My nails were toast once the month-long experiment was officially over. The polish that was left was so brittle and flaky that most of it peeled off with relative ease, although it felt like it peeled off some of my nail with it. My nails were left completely scratched up after I removed the rest which in hindsight, was a very bad move.

My toenails, on the other hand, were sheltered from the elements all weekend long and fared pretty well, but they had grown out long enough that it was time for a new pedicure anyway.

I let the salon remove my pedicure since it was still going strong, only to discover that their removal process didn't feel much better than my peel-off method. First, they filed on top of my nails to sand the top of the gel polish down. Then they wrapped my toes in acetone, which stung like crazy. Yep—good ol' acetone, a harsh chemical known for drying the crap out of your nails. Then there was more filing on top and what felt like jackhammering with an orange stick. Orange sticks are usually used to gently push your cuticles back off of your nail, but in this case, they were used as a scraper. I fired off a few text messages from the salon chair that read like "aughhhh, my poor nails," "SOS" and "SEND HELP."

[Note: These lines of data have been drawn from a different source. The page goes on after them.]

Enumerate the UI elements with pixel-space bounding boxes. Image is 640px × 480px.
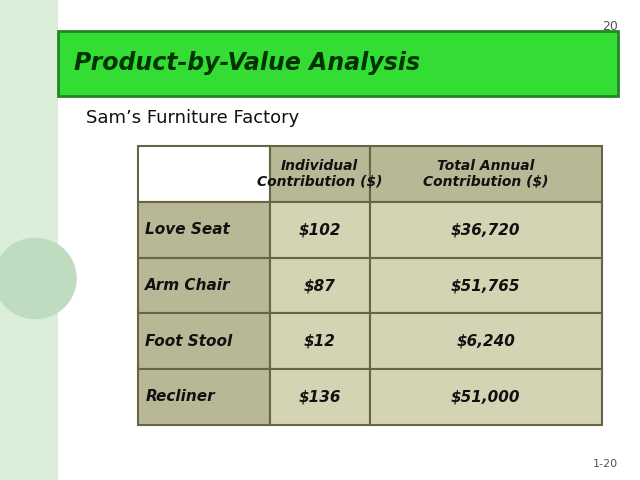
Text: Love Seat: Love Seat	[145, 222, 230, 238]
Text: 20: 20	[602, 20, 618, 33]
Text: Recliner: Recliner	[145, 389, 215, 405]
Text: Arm Chair: Arm Chair	[145, 278, 231, 293]
Text: Foot Stool: Foot Stool	[145, 334, 232, 349]
Text: 1-20: 1-20	[593, 459, 618, 469]
Text: Sam’s Furniture Factory: Sam’s Furniture Factory	[86, 108, 300, 127]
Text: Total Annual
Contribution ($): Total Annual Contribution ($)	[423, 159, 548, 189]
Text: $36,720: $36,720	[451, 222, 520, 238]
Text: $136: $136	[298, 389, 341, 405]
Text: $51,000: $51,000	[451, 389, 520, 405]
Text: $51,765: $51,765	[451, 278, 520, 293]
Text: $6,240: $6,240	[456, 334, 515, 349]
Text: $102: $102	[298, 222, 341, 238]
Text: $87: $87	[304, 278, 335, 293]
Text: Individual
Contribution ($): Individual Contribution ($)	[257, 159, 383, 189]
Text: $12: $12	[304, 334, 335, 349]
Text: Product-by-Value Analysis: Product-by-Value Analysis	[74, 51, 420, 75]
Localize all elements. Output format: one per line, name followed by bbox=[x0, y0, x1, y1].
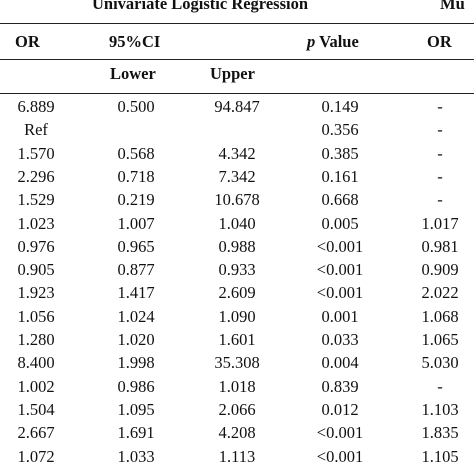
cell-or2: 5.030 bbox=[421, 353, 459, 373]
header-ci: 95%CI bbox=[109, 32, 161, 51]
cell-p-value: <0.001 bbox=[316, 260, 364, 280]
subheader-upper: Upper bbox=[210, 64, 255, 83]
cell-or2: 1.835 bbox=[421, 423, 459, 443]
cell-or: 1.056 bbox=[17, 306, 55, 326]
cell-p-value: 0.161 bbox=[321, 166, 359, 186]
cell-lower: 0.877 bbox=[117, 260, 155, 280]
cell-upper: 2.609 bbox=[218, 283, 256, 303]
cell-upper: 0.933 bbox=[218, 260, 256, 280]
cell-or2: 1.068 bbox=[421, 306, 459, 326]
cell-lower: 1.020 bbox=[117, 330, 155, 349]
cell-upper: 1.018 bbox=[218, 376, 256, 396]
cell-upper: 94.847 bbox=[214, 97, 260, 116]
cell-p-value: <0.001 bbox=[316, 236, 364, 256]
header-p-italic: p bbox=[307, 32, 316, 51]
cell-lower: 0.219 bbox=[117, 190, 155, 210]
cell-or2: - bbox=[437, 190, 443, 210]
cell-or: 0.905 bbox=[17, 260, 55, 280]
cell-or2: - bbox=[437, 143, 443, 163]
cell-lower: 1.024 bbox=[117, 306, 155, 326]
cell-upper: 1.090 bbox=[218, 306, 256, 326]
cell-lower: 0.500 bbox=[117, 97, 155, 116]
cell-p-value: 0.004 bbox=[321, 353, 359, 373]
rule-body bbox=[0, 93, 474, 94]
cell-p-value: 0.005 bbox=[321, 213, 359, 233]
cell-or2: 1.017 bbox=[421, 213, 459, 233]
cell-upper: 4.342 bbox=[218, 143, 256, 163]
cell-upper: 0.988 bbox=[218, 236, 256, 256]
rule-top bbox=[0, 23, 474, 24]
cell-upper: 4.208 bbox=[218, 423, 256, 443]
cell-lower: 0.965 bbox=[117, 236, 155, 256]
cell-p-value: 0.668 bbox=[321, 190, 359, 210]
cell-p-value: 0.839 bbox=[321, 376, 359, 396]
header-or2: OR bbox=[427, 32, 452, 51]
cell-or2: - bbox=[437, 166, 443, 186]
cell-or: 2.296 bbox=[17, 166, 55, 186]
cell-or: 1.570 bbox=[17, 143, 55, 163]
cell-or: 1.280 bbox=[17, 330, 55, 349]
cell-lower: 1.007 bbox=[117, 213, 155, 233]
cell-p-value: <0.001 bbox=[316, 446, 364, 466]
cell-p-value: <0.001 bbox=[316, 283, 364, 303]
cell-lower: 1.417 bbox=[117, 283, 155, 303]
cell-lower: 0.718 bbox=[117, 166, 155, 186]
cell-or: 6.889 bbox=[17, 97, 55, 116]
cell-or: 1.023 bbox=[17, 213, 55, 233]
cell-or: 0.976 bbox=[17, 236, 55, 256]
cell-or2: - bbox=[437, 120, 443, 140]
cell-or: 1.002 bbox=[17, 376, 55, 396]
cell-lower: 1.691 bbox=[117, 423, 155, 443]
univariate-title: Univariate Logistic Regression bbox=[92, 0, 309, 13]
rule-mid bbox=[0, 59, 474, 60]
cell-or: 8.400 bbox=[17, 353, 55, 373]
cell-upper: 10.678 bbox=[214, 190, 260, 210]
cell-p-value: <0.001 bbox=[316, 423, 364, 443]
multivariate-title-partial: Mu bbox=[440, 0, 465, 13]
cell-or: 1.529 bbox=[17, 190, 55, 210]
cell-or2: 1.105 bbox=[421, 446, 459, 466]
cell-upper: 1.113 bbox=[218, 446, 256, 466]
cell-or: 1.072 bbox=[17, 446, 55, 466]
cell-or2: - bbox=[437, 97, 443, 116]
cell-or2: 0.909 bbox=[421, 260, 459, 280]
cell-or: Ref bbox=[24, 120, 48, 140]
cell-lower: 1.998 bbox=[117, 353, 155, 373]
cell-p-value: 0.033 bbox=[321, 330, 359, 349]
cell-upper: 7.342 bbox=[218, 166, 256, 186]
cell-p-value: 0.001 bbox=[321, 306, 359, 326]
cell-lower: 1.033 bbox=[117, 446, 155, 466]
cell-upper: 2.066 bbox=[218, 399, 256, 419]
cell-p-value: 0.356 bbox=[321, 120, 359, 140]
header-or: OR bbox=[15, 32, 40, 51]
cell-or2: 1.065 bbox=[421, 330, 459, 349]
cell-or2: - bbox=[437, 376, 443, 396]
cell-lower: 1.095 bbox=[117, 399, 155, 419]
cell-lower: 0.986 bbox=[117, 376, 155, 396]
cell-upper: 1.040 bbox=[218, 213, 256, 233]
cell-or: 2.667 bbox=[17, 423, 55, 443]
cell-or: 1.504 bbox=[17, 399, 55, 419]
cell-or2: 2.022 bbox=[421, 283, 459, 303]
subheader-lower: Lower bbox=[110, 64, 156, 83]
cell-or: 1.923 bbox=[17, 283, 55, 303]
header-p-rest: Value bbox=[315, 32, 359, 51]
cell-upper: 1.601 bbox=[218, 330, 256, 349]
cell-or2: 1.103 bbox=[421, 399, 459, 419]
cell-p-value: 0.012 bbox=[321, 399, 359, 419]
cell-or2: 0.981 bbox=[421, 236, 459, 256]
cell-upper: 35.308 bbox=[214, 353, 260, 373]
header-p-value: p Value bbox=[307, 32, 359, 52]
cell-p-value: 0.385 bbox=[321, 143, 359, 163]
cell-lower: 0.568 bbox=[117, 143, 155, 163]
cell-p-value: 0.149 bbox=[321, 97, 359, 116]
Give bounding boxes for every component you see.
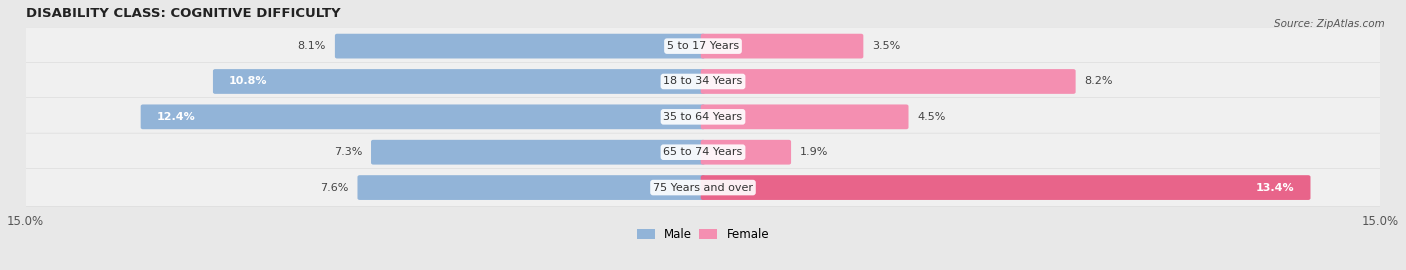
FancyBboxPatch shape: [371, 140, 706, 165]
FancyBboxPatch shape: [700, 69, 1076, 94]
Text: 65 to 74 Years: 65 to 74 Years: [664, 147, 742, 157]
Text: 18 to 34 Years: 18 to 34 Years: [664, 76, 742, 86]
FancyBboxPatch shape: [357, 175, 706, 200]
FancyBboxPatch shape: [700, 34, 863, 59]
Text: 35 to 64 Years: 35 to 64 Years: [664, 112, 742, 122]
FancyBboxPatch shape: [700, 175, 1310, 200]
FancyBboxPatch shape: [335, 34, 706, 59]
FancyBboxPatch shape: [8, 168, 1398, 207]
Text: 13.4%: 13.4%: [1256, 183, 1295, 193]
Text: 12.4%: 12.4%: [156, 112, 195, 122]
FancyBboxPatch shape: [8, 133, 1398, 171]
Text: 4.5%: 4.5%: [918, 112, 946, 122]
Text: 75 Years and over: 75 Years and over: [652, 183, 754, 193]
Text: 8.2%: 8.2%: [1084, 76, 1114, 86]
Text: 7.3%: 7.3%: [333, 147, 361, 157]
FancyBboxPatch shape: [8, 98, 1398, 136]
FancyBboxPatch shape: [8, 62, 1398, 101]
Text: 3.5%: 3.5%: [872, 41, 901, 51]
Text: 5 to 17 Years: 5 to 17 Years: [666, 41, 740, 51]
Text: 1.9%: 1.9%: [800, 147, 828, 157]
Legend: Male, Female: Male, Female: [637, 228, 769, 241]
FancyBboxPatch shape: [8, 27, 1398, 65]
FancyBboxPatch shape: [141, 104, 706, 129]
FancyBboxPatch shape: [700, 140, 792, 165]
Text: DISABILITY CLASS: COGNITIVE DIFFICULTY: DISABILITY CLASS: COGNITIVE DIFFICULTY: [25, 7, 340, 20]
FancyBboxPatch shape: [700, 104, 908, 129]
FancyBboxPatch shape: [212, 69, 706, 94]
Text: 7.6%: 7.6%: [321, 183, 349, 193]
Text: Source: ZipAtlas.com: Source: ZipAtlas.com: [1274, 19, 1385, 29]
Text: 8.1%: 8.1%: [298, 41, 326, 51]
Text: 10.8%: 10.8%: [229, 76, 267, 86]
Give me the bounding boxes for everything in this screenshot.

There is no worse feeling I've had in a pedicure chair than a bunch of salon implements scraping off the top of my nail. You feel it down in your bones. My naked toenails didn't look all that healthy after the removal process was over, so I was genuinely glad I'd picked a conventional nail polish to go on afterwards and cover that hot mess up.

Verdict

So, will gel polish hold up to all the dirty, smelly, grimy and muddy abuse you can throw at it? Yes—for two weeks.

Would I do it again? Probably not. The removal process kind of hurt, and for a polish job that really only lasts two weeks before it starts to chip and fail, that's a lot of harsh scraping to subject my nails to on a regular basis.

I'd rather keep them healthy and strong — you'd be surprised how often a strong fingernail comes in handy working on a race car.